Overview - NVIDIA Docs

Azure Stack HCI is a powerful hyper-converged infrastructure solution that combines on-premises infrastructure with cloud services, providing a comprehensive and flexible environment for deploying virtualized workloads. This guide explores the integration of NVIDIA virtual GPU (vGPU) software within Azure Stack HCI, enabling multiple virtual machines (VMs) to have simultaneous, direct access to a single physical GPU. This capability is essential for enhancing graphics performance, ensuring application compatibility, and optimizing cost-effectiveness in environments requiring GPU acceleration.

This chapter covers how NVIDIA vGPU solutions fundamentally alter the landscape of desktop virtualization and GPU accelerated servers. NVIDIA vGPU enables users to execute these solutions with various workloads of all levels of complexity and graphics requirements. This chapter also describes the NVIDIA vGPU architecture, the NVIDIA GPUs recommended for virtualization, the NVIDIA vGPU software licensed products for desktop virtualization, as well as key standards supported by NVIDIA virtual GPU technology.

Why NVIDIA vGPU?

The promise of desktop and data center virtualization lies in its flexibility and manageability. Initially driven by the need for flexibility and security, desktop and data center virtualization has become more accessible due to the democratization of technology, which has significantly reduced costs. This has expanded market accessibility and driven growth, with NVIDIA playing a key role as a facilitator. Advances in storage and multi-core processors further enhance the competitive advantage regarding the total cost of ownership.

One of the biggest challenges in desktop virtualization is providing a cost-effective yet rich user experience.

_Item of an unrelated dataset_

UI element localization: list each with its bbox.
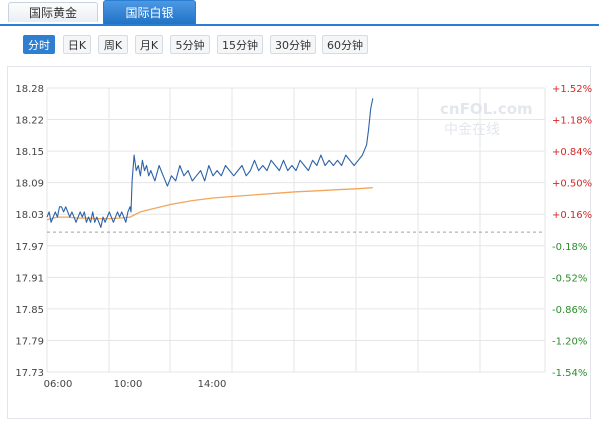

NVIDIA virtual GPU (vGPU) software addresses this challenge by enabling powerful GPU performance for a wide range of workloads, from graphics-rich virtual workstations to data science and AI. This allows IT to harness the management and security benefits of virtualization alongside the performance of NVIDIA GPUs needed for modern workloads. Installed on a physical GPU in a cloud or enterprise data center server, NVIDIA vGPU software creates virtual GPUs that can be shared across multiple virtual machines and accessed from any device, anywhere.

NVIDIA vGPU Architecture

The high-level architecture of an NVIDIA virtual GPU-enabled VDI environment is illustrated in Figure 1.1 below. This software enables multiple VMs to share a single GPU and, if there are multiple GPUs in the server, a single VM can be enabled to access multiple GPUs. This GPU-enabled environment provides unprecedented performance and enables support for more users on a server. Work typically done by the CPU, such as GPU-ready workloads or graphics and encoder tasks can now be offloaded to the GPU. Physical NVIDIA GPUs can support multiple virtual GPUs (vGPUs) and be assigned directly to guest VMs under the control of NVIDIA’s Virtual GPU Manager running in a hypervisor.

Guest VMs use the NVIDIA GPUs in the same manner as a physical GPU passed through by the hypervisor, with an NVIDIA GPU driver installed directly in the guest VM.

Figure 1.1 - NVIDIA vGPU Architecture

NVIDIA vGPUs are comparable to conventional GPUs in that they have a fixed amount of GPU memory, but they feature virtual displays instead of physical ports. Managed by the NVIDIA vGPU Manager installed in the hypervisor, the vGPU memory is allocated out of the physical GPU frame buffer when the vGPU is created. The vGPU retains exclusive use of that GPU Memory until it is destroyed.

Note

These are virtual displays, meaning that there is no physical connection point for external physical displays on GPUs.

All vGPUs that reside on a physical GPU share GPU engines, including the graphics (3D) and video decode and encode engines. The right side of Figure 1.1 shows the vGPU internal architecture. The VM’s guest OS leverages direct access to the GPU for performance and fast critical paths. Noncritical performance management operations use a para-virtualization interface to the NVIDIA Virtual GPU Manager.